While the pop-oriented tracks hint at sounds first explored on his 2015 album Non-Believers, McCaughan’s recent scoring work and frequent excursions down the rabbit hole of synthesizers and sequencers (see: the Moogfest-commissioned POMS and his ambient project with Mary Lattimore) add a particularly crystalline spaciness akin to The Durutti Column and Bowie’s Berlin trilogy. A sloping new wave bassline grounds the instantly catchy “Circling Around” as McCaughan seeks to reject rumination with cleverly cyclical lyrics and a few strategically placed “whoa”s. The warbled synthetic voices emanating from the Mellotron on “Sleep Donor” are already singing isolation blues well before McCaughan frets, “I hear a footstep in the hall when there should be no one there at all…” These could be the same ghostly sounds “softer than the light, under the door” he describes in “I Hear a Radio,” a track on which Michael Benjamin Lerner (Telekinesis) and Annie Hayden (Spent) provide shimmering vocal harmonies.

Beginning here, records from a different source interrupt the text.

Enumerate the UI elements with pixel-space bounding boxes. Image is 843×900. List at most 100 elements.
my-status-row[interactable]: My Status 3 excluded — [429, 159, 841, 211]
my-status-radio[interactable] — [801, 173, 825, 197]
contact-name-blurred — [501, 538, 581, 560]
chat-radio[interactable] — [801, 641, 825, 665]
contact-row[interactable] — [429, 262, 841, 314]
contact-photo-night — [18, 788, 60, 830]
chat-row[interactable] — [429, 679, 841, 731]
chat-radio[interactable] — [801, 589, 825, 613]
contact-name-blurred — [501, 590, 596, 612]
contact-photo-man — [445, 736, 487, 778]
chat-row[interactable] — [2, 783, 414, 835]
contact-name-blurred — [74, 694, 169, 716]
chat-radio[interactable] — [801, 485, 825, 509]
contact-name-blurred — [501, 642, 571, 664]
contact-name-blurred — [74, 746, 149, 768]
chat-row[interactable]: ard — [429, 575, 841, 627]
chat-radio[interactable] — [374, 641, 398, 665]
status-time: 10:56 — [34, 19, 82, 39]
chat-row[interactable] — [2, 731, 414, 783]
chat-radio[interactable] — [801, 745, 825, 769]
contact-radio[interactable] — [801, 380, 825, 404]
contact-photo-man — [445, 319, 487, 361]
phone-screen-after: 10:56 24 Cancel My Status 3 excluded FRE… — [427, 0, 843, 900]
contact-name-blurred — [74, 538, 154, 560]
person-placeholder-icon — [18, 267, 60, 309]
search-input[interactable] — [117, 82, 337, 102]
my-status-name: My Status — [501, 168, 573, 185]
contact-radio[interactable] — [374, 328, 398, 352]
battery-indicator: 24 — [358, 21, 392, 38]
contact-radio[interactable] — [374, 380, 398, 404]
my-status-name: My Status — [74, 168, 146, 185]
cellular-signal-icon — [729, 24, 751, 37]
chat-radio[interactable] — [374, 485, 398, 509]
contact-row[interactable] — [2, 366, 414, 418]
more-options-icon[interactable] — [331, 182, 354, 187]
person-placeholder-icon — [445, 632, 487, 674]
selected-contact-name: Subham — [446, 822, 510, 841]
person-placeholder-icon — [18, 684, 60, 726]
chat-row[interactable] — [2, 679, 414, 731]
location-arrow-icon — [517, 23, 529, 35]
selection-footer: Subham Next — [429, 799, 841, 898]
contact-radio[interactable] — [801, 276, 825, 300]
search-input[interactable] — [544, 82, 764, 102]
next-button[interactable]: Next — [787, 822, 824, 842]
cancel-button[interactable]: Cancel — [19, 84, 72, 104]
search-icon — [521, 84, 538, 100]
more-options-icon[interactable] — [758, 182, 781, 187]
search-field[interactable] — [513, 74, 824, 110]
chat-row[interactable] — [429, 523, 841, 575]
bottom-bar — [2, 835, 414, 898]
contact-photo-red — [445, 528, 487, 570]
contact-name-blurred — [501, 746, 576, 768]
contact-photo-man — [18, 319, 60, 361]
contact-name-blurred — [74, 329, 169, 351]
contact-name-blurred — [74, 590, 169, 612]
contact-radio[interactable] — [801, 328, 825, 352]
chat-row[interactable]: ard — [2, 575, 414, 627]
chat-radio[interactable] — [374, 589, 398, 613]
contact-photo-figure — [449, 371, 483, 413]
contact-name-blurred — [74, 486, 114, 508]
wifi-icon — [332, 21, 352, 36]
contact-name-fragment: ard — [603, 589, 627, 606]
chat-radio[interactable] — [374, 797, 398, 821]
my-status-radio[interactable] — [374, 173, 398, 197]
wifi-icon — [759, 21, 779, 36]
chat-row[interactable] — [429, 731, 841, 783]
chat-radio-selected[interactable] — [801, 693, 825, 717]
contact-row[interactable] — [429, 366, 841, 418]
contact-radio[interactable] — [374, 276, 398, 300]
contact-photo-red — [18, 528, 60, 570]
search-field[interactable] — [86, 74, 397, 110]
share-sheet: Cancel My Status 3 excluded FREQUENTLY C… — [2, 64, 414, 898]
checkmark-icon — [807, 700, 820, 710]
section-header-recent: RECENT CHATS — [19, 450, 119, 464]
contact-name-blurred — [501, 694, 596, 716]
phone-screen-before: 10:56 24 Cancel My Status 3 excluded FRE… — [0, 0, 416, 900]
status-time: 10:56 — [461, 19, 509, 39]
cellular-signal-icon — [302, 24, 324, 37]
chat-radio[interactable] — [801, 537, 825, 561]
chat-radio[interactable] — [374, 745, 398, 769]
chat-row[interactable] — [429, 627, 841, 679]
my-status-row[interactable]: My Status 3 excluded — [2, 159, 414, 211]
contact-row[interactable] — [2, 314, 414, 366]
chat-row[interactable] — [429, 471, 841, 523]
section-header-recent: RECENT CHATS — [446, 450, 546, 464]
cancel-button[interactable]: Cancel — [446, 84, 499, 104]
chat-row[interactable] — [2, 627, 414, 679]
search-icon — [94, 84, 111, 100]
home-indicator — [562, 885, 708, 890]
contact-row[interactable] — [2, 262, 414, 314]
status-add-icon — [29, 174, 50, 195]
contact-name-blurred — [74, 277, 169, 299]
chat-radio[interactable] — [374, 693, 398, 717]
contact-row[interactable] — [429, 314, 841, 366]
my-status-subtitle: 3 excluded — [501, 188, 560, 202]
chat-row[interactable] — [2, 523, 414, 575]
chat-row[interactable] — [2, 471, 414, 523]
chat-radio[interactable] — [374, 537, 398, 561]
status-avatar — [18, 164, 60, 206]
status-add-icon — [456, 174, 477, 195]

For a record titled The Sound of Yourself, the irony in having many contributions from friends near and far is not lost on McCaughan: “I’m constantly inspired by the work of my peers. I feel lucky to be able to collaborate with them despite the distances between us. Sending off a song into the ether and having it returned greatly improved and in often surprising and moving ways was one of the most satisfying aspects of making this record.”

Additional guest appearances include Sabrina Ellis (A Giant Dog, Sweet Spirit) on “Sleep Donor” and Mackenzie Scott of TORRES who lends her voice to “Burn a Fax,” a song that also features three moody saxophone tracks that Matt Douglas of the Mountain Goats offered McCaughan, layered on top of one another. Mary Lattimore introduces and concludes The Sound of Yourself with her singular harp playing. The bittersweet single “Dawn Bends” is bolstered not only by Superchunk drummer Jon Wurster but the esteemed trio of Yo La Tengo on bass, organ, guitar, and vocals.

The album’s title track asks, “Do you ever get used to the sound of yourself?”  For an artist like Mac McCaughan, the answer lies in experimentation – testing his voice in a different light, deconstructing it, sometimes relegating it elsewhere or removing it altogether as the piece dictates. He knows that within the creative pursuit of an album as illuminating as The Sound of Yourself, familiarity reveals itself in the unknown.